Vale dizer ainda que, nesse momento histórico, a Freguesia de Nossa Senhora do Belém de Guarapuava não contava com nenhuma administração local, além das autoridades eclesiástica e militar, sendo esta última responsável pela proteção necessária ao desenvolvimento da lide colonizadora e por todos os serviços públicos necessários para o bom funcionamento do povoado, como destaca Francisco Ferreira Junior (2012).
Dessa maneira, vemos que a povoação de Guarapuava não se constituiu somente por grandes autoridades e fazendeiros que hoje estampam nomes de ruas da cidade, mas sim, em sua maioria, por pessoas marginalizadas, escravos e condenados. Ao nos depararmos com degredo na constituição de nossa cidade, percebemos que essa é uma história de continuidade, afinal percebemos que as categorias de degredados, antes mencionadas, se desdobraram nas várias possibilidades políticas de aproveitamento de sujeitos pelo império.

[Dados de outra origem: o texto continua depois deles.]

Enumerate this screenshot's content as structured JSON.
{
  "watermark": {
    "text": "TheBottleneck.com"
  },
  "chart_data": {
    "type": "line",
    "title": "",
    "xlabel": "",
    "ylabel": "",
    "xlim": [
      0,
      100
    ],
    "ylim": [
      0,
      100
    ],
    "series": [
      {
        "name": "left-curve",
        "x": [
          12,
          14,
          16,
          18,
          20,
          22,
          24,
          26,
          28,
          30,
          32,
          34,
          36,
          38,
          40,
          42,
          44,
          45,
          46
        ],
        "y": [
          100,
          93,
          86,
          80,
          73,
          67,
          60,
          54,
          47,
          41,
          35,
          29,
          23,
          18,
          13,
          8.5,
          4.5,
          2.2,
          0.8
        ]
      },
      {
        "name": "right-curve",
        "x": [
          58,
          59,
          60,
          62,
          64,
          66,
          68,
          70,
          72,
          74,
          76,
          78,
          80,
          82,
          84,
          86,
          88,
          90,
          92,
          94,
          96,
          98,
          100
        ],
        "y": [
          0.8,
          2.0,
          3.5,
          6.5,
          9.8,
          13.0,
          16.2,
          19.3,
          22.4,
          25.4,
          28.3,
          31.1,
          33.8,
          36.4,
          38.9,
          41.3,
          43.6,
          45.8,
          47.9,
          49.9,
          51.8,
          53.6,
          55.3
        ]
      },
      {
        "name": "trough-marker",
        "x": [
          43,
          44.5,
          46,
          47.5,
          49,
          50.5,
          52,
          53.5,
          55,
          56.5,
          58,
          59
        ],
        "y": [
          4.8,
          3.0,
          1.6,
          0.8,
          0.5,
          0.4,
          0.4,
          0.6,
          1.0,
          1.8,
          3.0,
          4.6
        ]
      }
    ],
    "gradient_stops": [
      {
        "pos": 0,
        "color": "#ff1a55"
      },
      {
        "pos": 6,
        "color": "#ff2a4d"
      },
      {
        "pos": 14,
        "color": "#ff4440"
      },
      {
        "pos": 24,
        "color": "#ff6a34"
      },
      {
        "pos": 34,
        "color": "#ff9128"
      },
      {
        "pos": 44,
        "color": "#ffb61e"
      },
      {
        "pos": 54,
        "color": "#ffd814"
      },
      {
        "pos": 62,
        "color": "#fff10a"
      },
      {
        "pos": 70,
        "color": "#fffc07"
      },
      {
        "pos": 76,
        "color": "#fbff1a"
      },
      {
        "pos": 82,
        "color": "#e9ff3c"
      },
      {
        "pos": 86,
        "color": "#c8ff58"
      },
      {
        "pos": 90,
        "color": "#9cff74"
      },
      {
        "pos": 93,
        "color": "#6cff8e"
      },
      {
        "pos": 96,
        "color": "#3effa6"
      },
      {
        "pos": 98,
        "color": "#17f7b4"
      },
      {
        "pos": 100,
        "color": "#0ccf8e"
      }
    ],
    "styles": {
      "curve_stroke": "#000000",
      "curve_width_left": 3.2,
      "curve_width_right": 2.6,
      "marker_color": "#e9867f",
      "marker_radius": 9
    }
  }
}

Nas primeiras décadas de povoamento, como foram os casos de Ezequiel, jovem que viera do Rio de Janeiro para cumprir oito anos de degredo em Guarapuava e que por vinte anos ministrou aulas particulares, e Francisco José Ferreira de Bittencourt, de origem francesa, que residiu em Florianópolis (SC) e foi condenado a também cumprir degredo em Guarapuava. Francisco e sua esposa Bibiana Birriel Bittencourt, de origem espanhola, prestaram serviços como professores interinos desde 1836 até 1861, quando ele foi nomeado para uma classe masculina e posteriormente exerceu o cargo de agente do correio. Estes foram “aproveitados” para a missão, devido a não haver professores nomeados e nem escolas, em um período quando somente os meninos aprendiam a ler.
De acordo com Nelson Piletti (1994), a educação no Brasil Colonial organizou-se, de início, em torno dos jesuítas, os quais dedicaram-se a duas principais tarefas: a pregação da fé católica e o trabalho educativo. Assim, concomitantemente, ensinavam as primeiras letras e a gramática latina e também a doutrina católica e os costumes europeus. No entanto, Françoise Jean de Oliveira Souza (2010) argumenta que, com a instauração da política pombalina e consequente expulsão dos jesuítas, o Estado português passou a contar com a atuação de religiosos pertencentes a outras ordens da Igreja para o trabalho com os povos originários, com subordinação direta ao governo português, devido a receberem a côngrua anual como funcionários.
Ainda de acordo com o autor, a divisão hierárquica da Igreja se constituía da seguinte forma: o alto clero era formado por arcebispo, bispos, cabido e Câmara Eclesiástica; o baixo clero, composto por capelães, párocos (vigários) e coadjutores. O padre capelão tinha uma das posições mais inferiores da hierarquia católica, posição que foi ocupada pelo padre Chagas Lima desde a sua convocação à expedição de 1810 até o ano da fundação da paróquia Nossa Senhora de Belém, em 1818.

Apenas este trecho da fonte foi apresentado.